Flat Side

Description

62 pages
$12.95
ISBN 0-88995-188-8
DDC C811'.54

Author

Year

1998

Contributor

Reviewed by Bert Almon

Bert Almon is a professor of English at the University of Alberta and a
poet. He is the author of Calling Texas, Earth Prime, and Mind the Gap.

Review

Monty Reid, one of Canada’s best poets, has assembled a varied and
stimulating collection of poems. His style can accommodate humor and
pathos, the mundane and the extraordinary.

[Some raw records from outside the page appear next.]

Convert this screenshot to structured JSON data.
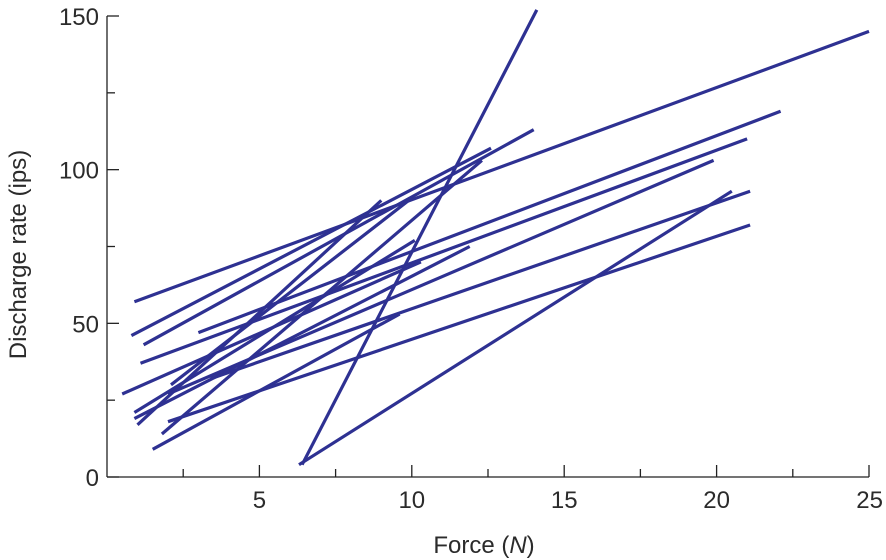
{
  "chart_data": {
    "type": "line",
    "title": "",
    "xlabel": "Force (",
    "xlabel_unit": "N",
    "xlabel_close": ")",
    "ylabel": "Discharge rate (ips)",
    "xlim": [
      0,
      25
    ],
    "ylim": [
      0,
      150
    ],
    "x_ticks": [
      5,
      10,
      15,
      20,
      25
    ],
    "y_ticks": [
      0,
      50,
      100,
      150
    ],
    "x_tick_labels": [
      "5",
      "10",
      "15",
      "20",
      "25"
    ],
    "y_tick_labels": [
      "0",
      "50",
      "100",
      "150"
    ],
    "grid": false,
    "legend": "none",
    "line_color": "#2e3192",
    "series": [
      {
        "x": [
          0.9,
          25.0
        ],
        "y": [
          57,
          145
        ]
      },
      {
        "x": [
          6.4,
          14.1
        ],
        "y": [
          4,
          152
        ]
      },
      {
        "x": [
          0.8,
          12.6
        ],
        "y": [
          46,
          107
        ]
      },
      {
        "x": [
          1.2,
          14.0
        ],
        "y": [
          43,
          113
        ]
      },
      {
        "x": [
          3.0,
          22.1
        ],
        "y": [
          47,
          119
        ]
      },
      {
        "x": [
          1.1,
          21.0
        ],
        "y": [
          37,
          110
        ]
      },
      {
        "x": [
          0.9,
          10.1
        ],
        "y": [
          21,
          77
        ]
      },
      {
        "x": [
          1.0,
          9.0
        ],
        "y": [
          17,
          90
        ]
      },
      {
        "x": [
          2.0,
          19.9
        ],
        "y": [
          27,
          103
        ]
      },
      {
        "x": [
          1.8,
          12.3
        ],
        "y": [
          14,
          103
        ]
      },
      {
        "x": [
          0.5,
          10.3
        ],
        "y": [
          27,
          70
        ]
      },
      {
        "x": [
          0.9,
          11.9
        ],
        "y": [
          19,
          75
        ]
      },
      {
        "x": [
          2.1,
          9.9
        ],
        "y": [
          30,
          90
        ]
      },
      {
        "x": [
          3.4,
          21.1
        ],
        "y": [
          32,
          93
        ]
      },
      {
        "x": [
          2.0,
          21.1
        ],
        "y": [
          18,
          82
        ]
      },
      {
        "x": [
          1.5,
          9.6
        ],
        "y": [
          9,
          53
        ]
      },
      {
        "x": [
          6.3,
          20.5
        ],
        "y": [
          4,
          93
        ]
      }
    ]
  }
}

The title work, an unusual
love poem, talks about the flattening of the body from persistently
sleeping on the same side; this apparently grotesque reflection turns
into a powerful tribute to the person the speaker sleeps with. A
brilliant elegy for the Alberta poet Jon Whyte uses the Jurassic shale
as a metaphor for what can be saved and what can be lost. Here and there
the muse seems to have been marking time, as in “Phone Lessons” and
“Migration of the Zucchini,” poems that fail to deliver enough, but
the book contains a brilliant account of the Third World (“La
Gunilla”) and a moving elegy for a father conveyed through metaphors
drawn from the sport of curling. The sombre “Near the Beisecker
Bio-Medical Waste Incinerator” evokes the fragility of the human body.
Flat Side is the work of a mature poet at the height of his powers.